Nunca li nem perdi tempo pensando em Tom Wolfe, que andou por aqui durante a Bienal do Livro, da qual não fiz parte por motivos de saúde. Mas, num jantar no bonito apartamento do Paulo Rocco, presidente do Sindicato Nacional dos Editores e Livreiros, o encontrei com seu elegante terno claro, contrastando com a roupa escura dos demais convidados. É magro e tem o rosto bastante enrugado, do contrário poderia parecer o Robert Redford quando faz filme baseado em romance de Scott Fitzgerald.
Ele andou dizendo muita coisa por aí. Confessou que votou em Bush -o que não chega a ser crime. Milhões de norte-americanos fizeram o mesmo e não merecem a fogueira por causa disso.

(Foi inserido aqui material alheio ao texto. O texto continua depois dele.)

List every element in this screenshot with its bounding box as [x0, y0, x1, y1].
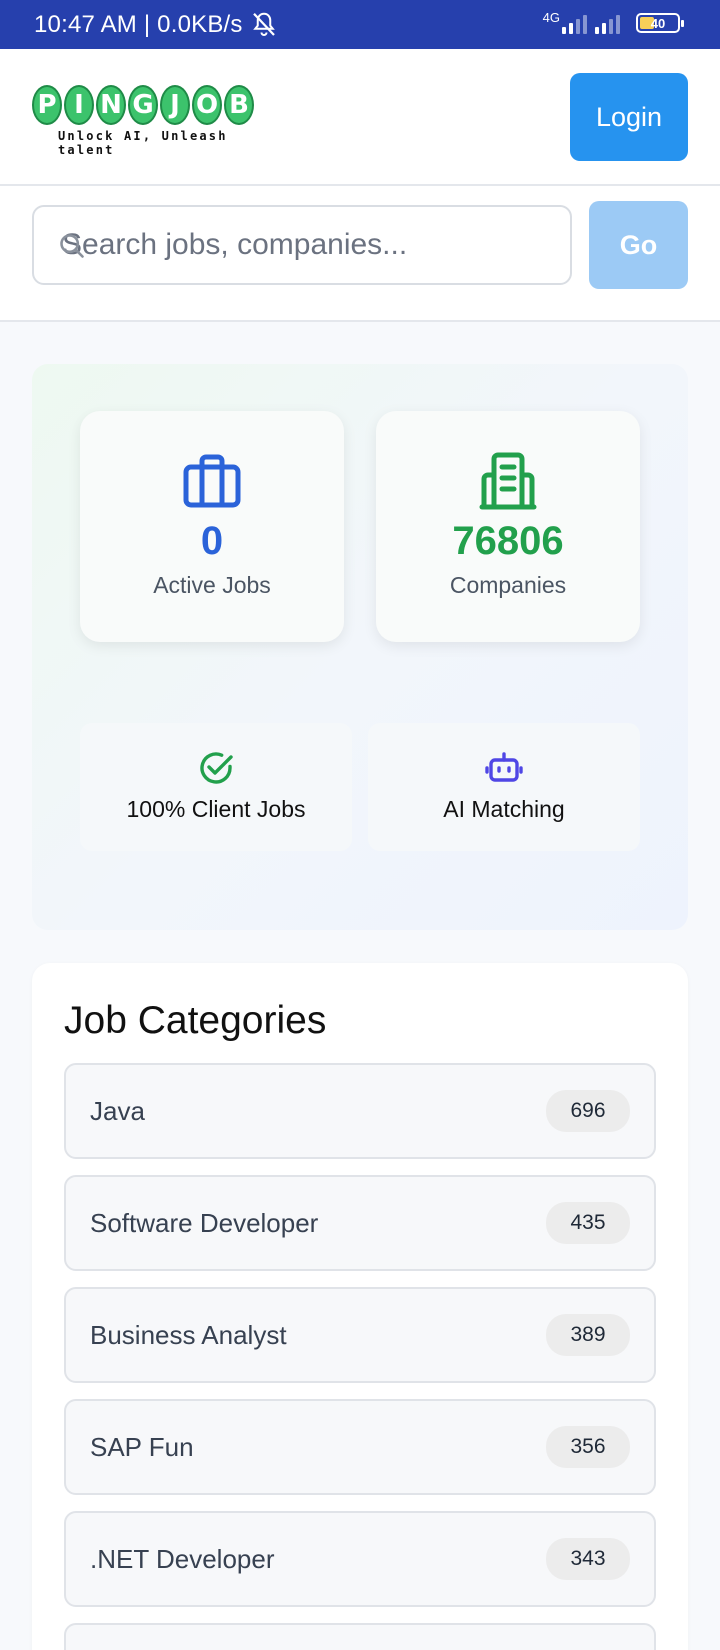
category-item-sap-fun[interactable]: SAP Fun 356	[64, 1399, 656, 1495]
ai-matching-feature: AI Matching	[368, 723, 640, 851]
check-circle-icon	[200, 752, 233, 784]
pingjob-logo[interactable]: P I N G J O B Unlock AI, Unleash talent	[32, 85, 282, 157]
robot-icon	[485, 752, 523, 782]
category-count-badge: 356	[546, 1426, 630, 1468]
battery-icon: 40	[636, 13, 684, 33]
category-item-dotnet-developer[interactable]: .NET Developer 343	[64, 1511, 656, 1607]
ai-matching-label: AI Matching	[443, 796, 565, 822]
logo-letter: O	[192, 85, 222, 125]
companies-count: 76806	[452, 519, 564, 563]
category-name: Software Developer	[90, 1207, 319, 1238]
active-jobs-count: 0	[200, 519, 224, 563]
battery-level: 40	[650, 15, 666, 31]
login-button[interactable]: Login	[570, 73, 688, 161]
logo-letter: I	[64, 85, 94, 125]
category-item-business-analyst[interactable]: Business Analyst 389	[64, 1287, 656, 1383]
job-categories-title: Job Categories	[64, 999, 327, 1042]
status-indicators: 4G 40	[542, 9, 684, 34]
category-item-java[interactable]: Java 696	[64, 1063, 656, 1159]
category-name: Java	[90, 1095, 145, 1126]
logo-letter: B	[224, 85, 254, 125]
app-header: P I N G J O B Unlock AI, Unleash talent …	[0, 49, 720, 186]
category-name: Business Analyst	[90, 1319, 287, 1350]
logo-tagline: Unlock AI, Unleash talent	[58, 129, 228, 157]
logo-letter: N	[96, 85, 126, 125]
signal-icon	[562, 12, 587, 34]
logo-letter: J	[160, 85, 190, 125]
category-item-software-developer[interactable]: Software Developer 435	[64, 1175, 656, 1271]
category-count-badge: 435	[546, 1202, 630, 1244]
signal-icon-2	[595, 12, 620, 34]
category-count-badge: 389	[546, 1314, 630, 1356]
logo-wordmark: P I N G J O B	[32, 85, 282, 125]
search-icon	[60, 234, 84, 258]
logo-letter: G	[128, 85, 158, 125]
status-time: 10:47 AM | 0.0KB/s	[34, 10, 243, 38]
active-jobs-card[interactable]: 0 Active Jobs	[80, 411, 344, 642]
category-name: SAP Fun	[90, 1431, 194, 1462]
go-button[interactable]: Go	[589, 201, 688, 289]
companies-card[interactable]: 76806 Companies	[376, 411, 640, 642]
building-icon	[479, 452, 537, 510]
status-bar: 10:47 AM | 0.0KB/s 4G 40	[0, 0, 720, 49]
job-categories-section: Job Categories Java 696 Software Develop…	[32, 963, 688, 1650]
active-jobs-label: Active Jobs	[153, 572, 271, 598]
hero-section: 0 Active Jobs 76806 Companies 100% Clien…	[32, 364, 688, 930]
search-field[interactable]	[32, 205, 572, 285]
briefcase-icon	[183, 454, 241, 508]
category-name: .NET Developer	[90, 1543, 275, 1574]
network-type: 4G	[542, 9, 560, 25]
client-jobs-label: 100% Client Jobs	[126, 796, 306, 822]
category-count-badge: 343	[546, 1538, 630, 1580]
logo-letter: P	[32, 85, 62, 125]
search-bar: Go	[0, 186, 720, 322]
category-item-partial[interactable]	[64, 1623, 656, 1650]
category-count-badge: 696	[546, 1090, 630, 1132]
client-jobs-feature: 100% Client Jobs	[80, 723, 352, 851]
companies-label: Companies	[449, 572, 567, 598]
muted-bell-icon	[252, 12, 275, 36]
search-input[interactable]	[34, 207, 570, 283]
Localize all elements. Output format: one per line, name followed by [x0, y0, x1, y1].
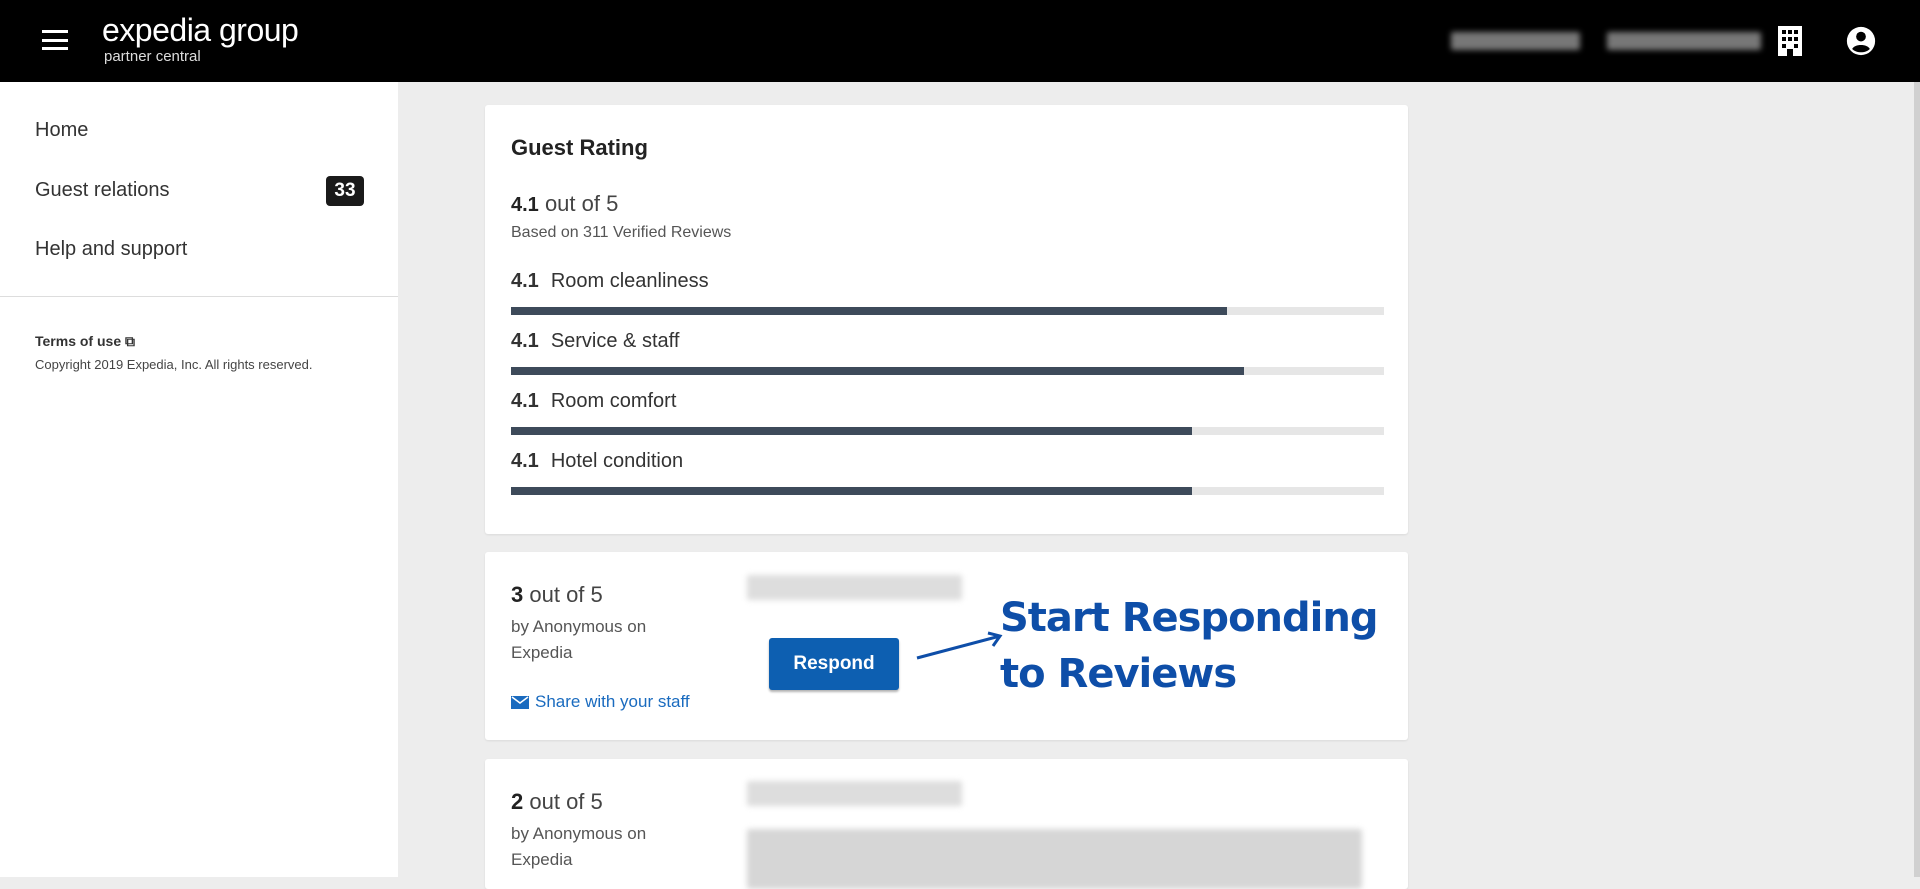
divider: [0, 296, 398, 297]
sidebar-item-home[interactable]: Home: [35, 119, 88, 142]
rating-category: 4.1 Hotel condition: [511, 450, 684, 472]
overall-score: 4.1 out of 5: [511, 191, 619, 216]
review-count: Based on 311 Verified Reviews: [511, 224, 732, 241]
rating-category: 4.1 Service & staff: [511, 330, 680, 352]
scrollbar[interactable]: [1914, 82, 1920, 877]
review-score: 3 out of 5: [511, 582, 603, 607]
card-title: Guest Rating: [511, 135, 648, 160]
building-icon[interactable]: [1775, 24, 1805, 58]
redacted-text: [747, 829, 1362, 889]
external-link-icon: ⧉: [125, 333, 135, 349]
rating-bar-fill: [511, 367, 1245, 375]
rating-bar: [511, 487, 1384, 495]
share-with-staff-link[interactable]: Share with your staff: [511, 692, 690, 712]
annotation-callout: Start Responding to Reviews: [1000, 595, 1378, 697]
redacted-text: [1607, 32, 1761, 50]
rating-bar-fill: [511, 427, 1192, 435]
sidebar-item-help[interactable]: Help and support: [35, 238, 187, 261]
rating-bar: [511, 307, 1384, 315]
rating-bar: [511, 367, 1384, 375]
rating-category: 4.1 Room comfort: [511, 390, 677, 412]
terms-link[interactable]: Terms of use ⧉: [35, 333, 135, 350]
rating-category: 4.1 Room cleanliness: [511, 270, 709, 292]
menu-icon[interactable]: [42, 30, 68, 50]
redacted-text: [747, 575, 962, 600]
respond-button[interactable]: Respond: [769, 638, 899, 690]
envelope-icon: [511, 695, 529, 709]
review-score: 2 out of 5: [511, 789, 603, 814]
copyright: Copyright 2019 Expedia, Inc. All rights …: [35, 357, 313, 372]
review-author: by Anonymous on Expedia: [511, 617, 647, 662]
redacted-text: [747, 781, 962, 806]
guest-relations-badge: 33: [326, 176, 364, 206]
top-bar: expedia group partner central: [0, 0, 1920, 82]
account-icon[interactable]: [1846, 24, 1876, 58]
arrow-icon: [916, 631, 1003, 660]
review-card: 2 out of 5 by Anonymous on Expedia: [485, 759, 1408, 889]
sidebar-item-guest-relations[interactable]: Guest relations: [35, 179, 170, 202]
redacted-text: [1451, 32, 1580, 50]
rating-bar-fill: [511, 307, 1227, 315]
logo[interactable]: expedia group partner central: [102, 12, 299, 65]
review-author: by Anonymous on Expedia: [511, 824, 647, 869]
guest-rating-card: Guest Rating 4.1 out of 5 Based on 311 V…: [485, 105, 1408, 534]
rating-bar-fill: [511, 487, 1192, 495]
rating-bar: [511, 427, 1384, 435]
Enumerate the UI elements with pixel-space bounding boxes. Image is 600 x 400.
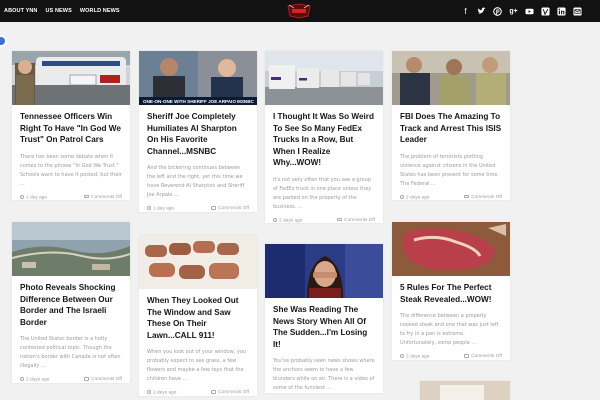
article-excerpt: When you look out of your window, you pr… (147, 349, 247, 382)
comment-icon (464, 354, 470, 358)
article-title[interactable]: Photo Reveals Shocking Difference Betwee… (12, 276, 130, 328)
ynn-logo-icon[interactable] (286, 3, 312, 19)
comment-icon (84, 194, 90, 198)
article-title[interactable]: When They Looked Out The Window and Saw … (139, 289, 257, 341)
article-date: 2 days ago (273, 217, 302, 223)
article-comments[interactable]: Comments Off (464, 194, 502, 201)
social-links: f g+ (461, 0, 582, 22)
article-date: 1 day ago (147, 206, 174, 212)
article-thumbnail-steak[interactable] (392, 222, 510, 276)
comment-icon (337, 217, 343, 221)
article-comments[interactable]: Comments Off (337, 217, 375, 224)
article-card[interactable]: She Was Reading The News Story When All … (265, 244, 383, 393)
nav-world-news[interactable]: WORLD NEWS (80, 8, 120, 14)
clock-icon (400, 194, 404, 199)
comment-icon (211, 390, 217, 394)
article-date: 2 days ago (400, 354, 429, 360)
article-date: 2 days ago (20, 377, 49, 383)
article-excerpt: The problem of terrorists plotting viole… (400, 153, 500, 187)
article-date: 2 days ago (400, 194, 429, 200)
google-plus-icon[interactable]: g+ (509, 7, 518, 16)
article-date: 1 day ago (20, 194, 47, 200)
clock-icon (20, 377, 24, 381)
clock-icon (20, 194, 24, 199)
clock-icon (147, 390, 151, 394)
pinterest-icon[interactable] (493, 6, 502, 16)
facebook-icon[interactable]: f (461, 7, 470, 16)
top-navigation-bar: ABOUT YNN US NEWS WORLD NEWS f g+ (0, 0, 600, 22)
article-card[interactable]: FBI Does The Amazing To Track and Arrest… (392, 51, 510, 200)
article-meta: 1 day ago Comments Off (12, 189, 130, 201)
thumbnail-logo: MSNBC (237, 99, 255, 104)
article-title[interactable]: She Was Reading The News Story When All … (265, 298, 383, 350)
thumbnail-caption: ONE-ON-ONE WITH SHERIFF JOE ARPAIO (143, 99, 236, 104)
article-excerpt: You've probably seen news shows where th… (273, 358, 375, 391)
article-comments[interactable]: Comments Off (84, 194, 122, 201)
article-title[interactable]: Sheriff Joe Completely Humiliates Al Sha… (139, 105, 257, 157)
vine-icon[interactable] (541, 6, 550, 16)
clock-icon (147, 206, 151, 210)
comment-icon (464, 194, 470, 198)
side-panel-toggle[interactable] (0, 35, 7, 47)
article-card[interactable]: When They Looked Out The Window and Saw … (139, 235, 257, 396)
article-thumbnail-lawn-objects[interactable] (139, 235, 257, 289)
article-meta: 2 days ago Comments Off (12, 371, 130, 383)
twitter-icon[interactable] (477, 7, 486, 16)
article-thumbnail-police-car[interactable] (12, 51, 130, 105)
article-card[interactable]: 5 Rules For The Perfect Steak Revealed..… (392, 222, 510, 360)
article-title[interactable]: I Thought It Was So Weird To See So Many… (265, 105, 383, 169)
main-nav: ABOUT YNN US NEWS WORLD NEWS (4, 0, 120, 22)
article-card[interactable]: Photo Reveals Shocking Difference Betwee… (12, 222, 130, 383)
article-card[interactable]: I Thought It Was So Weird To See So Many… (265, 51, 383, 223)
article-meta: 1 day ago Comments Off (139, 200, 257, 212)
article-comments[interactable]: Comments Off (211, 390, 249, 396)
article-thumbnail-partial[interactable] (420, 381, 510, 400)
article-meta: 2 days ago Comments Off (392, 348, 510, 360)
article-title[interactable]: 5 Rules For The Perfect Steak Revealed..… (392, 276, 510, 305)
nav-us-news[interactable]: US NEWS (46, 8, 72, 14)
article-thumbnail-news-anchor[interactable] (265, 244, 383, 298)
article-excerpt: And the bickering continues between the … (147, 165, 245, 198)
article-excerpt: There has been some debate when it comes… (20, 153, 122, 187)
article-card[interactable]: ONE-ON-ONE WITH SHERIFF JOE ARPAIO MSNBC… (139, 51, 257, 212)
article-comments[interactable]: Comments Off (211, 206, 249, 212)
comment-icon (84, 377, 90, 381)
email-icon[interactable] (573, 6, 582, 16)
article-thumbnail-border-aerial[interactable] (12, 222, 130, 276)
article-excerpt: The United States border is a hotly cont… (20, 336, 121, 369)
article-excerpt: The difference between a properly cooked… (400, 313, 499, 346)
article-comments[interactable]: Comments Off (84, 377, 122, 383)
article-meta: 2 days ago Comments Off (392, 189, 510, 201)
comment-icon (211, 206, 217, 210)
article-thumbnail-arrest[interactable] (392, 51, 510, 105)
article-title[interactable]: FBI Does The Amazing To Track and Arrest… (392, 105, 510, 146)
youtube-icon[interactable] (525, 7, 534, 16)
article-thumbnail-fedex-trucks[interactable] (265, 51, 383, 105)
article-date: 2 days ago (147, 390, 176, 396)
article-excerpt: It's not very often that you see a group… (273, 176, 372, 210)
clock-icon (400, 354, 404, 358)
article-title[interactable]: Tennessee Officers Win Right To Have "In… (12, 105, 130, 146)
clock-icon (273, 217, 277, 222)
linkedin-icon[interactable] (557, 6, 566, 16)
article-card[interactable]: Tennessee Officers Win Right To Have "In… (12, 51, 130, 200)
article-card-partial[interactable] (420, 381, 510, 400)
article-meta: 2 days ago Comments Off (265, 212, 383, 224)
article-thumbnail-tv-interview[interactable]: ONE-ON-ONE WITH SHERIFF JOE ARPAIO MSNBC (139, 51, 257, 105)
nav-about-ynn[interactable]: ABOUT YNN (4, 8, 38, 14)
article-meta: 2 days ago Comments Off (139, 384, 257, 396)
article-comments[interactable]: Comments Off (464, 354, 502, 360)
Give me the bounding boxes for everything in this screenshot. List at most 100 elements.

De suas declarações, uma delas me pareceu bem colocada. Nos Estados Unidos, a esquerda perdeu o discurso, não tem mais uma causa concreta para brigar contra o sistema nem mesmo para justificar uma opção política.
Creio que, em diferentes escalas, o mesmo acontece em diversos países do mundo, inclusive no Brasil. A começar pelo óbvio: a esquerda está no poder. Houve tempo em que um latifundiário, um bom sujeito sem formação política e intelectual, como João Goulart, foi considerado esquerdista radical -para muitos, um comunista de carteirinha. A direita promoveu sua deposição -só não o matou porque ele se exilou. Se Jango não era esquerdista, a causa defendida pelas esquerdas estava nas ruas, na mídia, pediam-se reformas que iam da agrária à remessa de lucros.
O governo está hoje nas mãos de gente que foi exilada, presa, que pertenceu e pertence a partidos de esquerda em suas diversas nuances. Mas não há realmente uma causa a defender e pela qual os heróis possam morrer. Todos os que estão lá em cima dizem a mesma coisa, desde que não façam marola e desagradem o poder econômico que vem de fora, mantendo e ampliando a injustiça social, o arrocho salarial e a desilusão que a cada dia se torna maior.